Smith Wigglesworth was in my opinion the Benny Hinn of his day. Like ALL faith healers since the apostles, he was a fraud. (His own daughter who assisted at his meetings was deaf until the day she died.) As is Nathan Morris. The very fact that he has allied himself with a mountebank like Bob Kilpatrick should tell you all you need to know about him. Delia Knox, incidentally, and despite numerous requests, has refused steadfastly to show any medical findings from her doctor (whose name she will not give either) that would substantiate any healing. Unlike most of you, I grew-up in a charismatic Assembly of God Church, the congregation of which personified the term Holy Rollers. Faith healers are a dime a dozen in those circles. I had to endure more faith healing rallies and revivals before I was eighteen than most people will their entire lives. Everyone from Ernest Angley to, well, name any faith healing evangelist who traveled the Midwest USA during the 60 - 70s and I probably saw them. Not one of them ever convinced me they had something real going on. It’s amazing how ALL their so-called healings happen internally where we can’t see them. I’d look around at people in the crowds, men who had come back from WWII or Korea missing hands, legs, and fingers, and not one of them ever grew a new one. Either God lacks the power to heal people of external afflictions or these faith healers are frauds. Or they may be something just as bad—self-deceived lunatics.

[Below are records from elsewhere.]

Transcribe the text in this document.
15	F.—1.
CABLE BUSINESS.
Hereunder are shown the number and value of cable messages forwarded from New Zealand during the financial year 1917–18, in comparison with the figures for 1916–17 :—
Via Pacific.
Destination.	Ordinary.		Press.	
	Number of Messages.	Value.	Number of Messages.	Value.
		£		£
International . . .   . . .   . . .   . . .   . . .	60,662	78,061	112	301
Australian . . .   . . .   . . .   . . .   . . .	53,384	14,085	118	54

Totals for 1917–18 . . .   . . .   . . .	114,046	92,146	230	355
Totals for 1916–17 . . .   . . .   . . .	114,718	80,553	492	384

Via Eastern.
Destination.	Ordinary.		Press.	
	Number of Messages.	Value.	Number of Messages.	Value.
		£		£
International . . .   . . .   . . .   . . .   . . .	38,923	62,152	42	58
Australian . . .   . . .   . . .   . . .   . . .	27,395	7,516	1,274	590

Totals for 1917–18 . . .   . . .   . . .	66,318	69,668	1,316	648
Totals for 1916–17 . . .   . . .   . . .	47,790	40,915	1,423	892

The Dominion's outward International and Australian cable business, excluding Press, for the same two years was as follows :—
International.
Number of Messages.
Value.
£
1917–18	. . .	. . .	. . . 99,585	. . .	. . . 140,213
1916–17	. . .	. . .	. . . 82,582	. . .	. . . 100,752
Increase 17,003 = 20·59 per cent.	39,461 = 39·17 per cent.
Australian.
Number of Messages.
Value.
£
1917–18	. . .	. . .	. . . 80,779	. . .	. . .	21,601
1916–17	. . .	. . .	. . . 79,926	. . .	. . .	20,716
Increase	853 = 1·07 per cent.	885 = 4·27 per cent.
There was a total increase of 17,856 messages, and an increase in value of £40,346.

When I see a hand grow where there isn’t one I’ll believe in them, and not one minute before. I’m not a Doubting Thomas. He had seen Jesus perform so many miracles (including restoring an ear that had been cut off) that it was more irrational NOT to believe Christ had risen from the grave like he said he would. We have every reason to be skeptical of modern day faith healers though, many of whom have been caught in outright lies and fraudulent activities. Some have even gone to jail for them. I approach faith healers with the same incertitude as marriage proposals. Either way, I’m a tough horse to rope.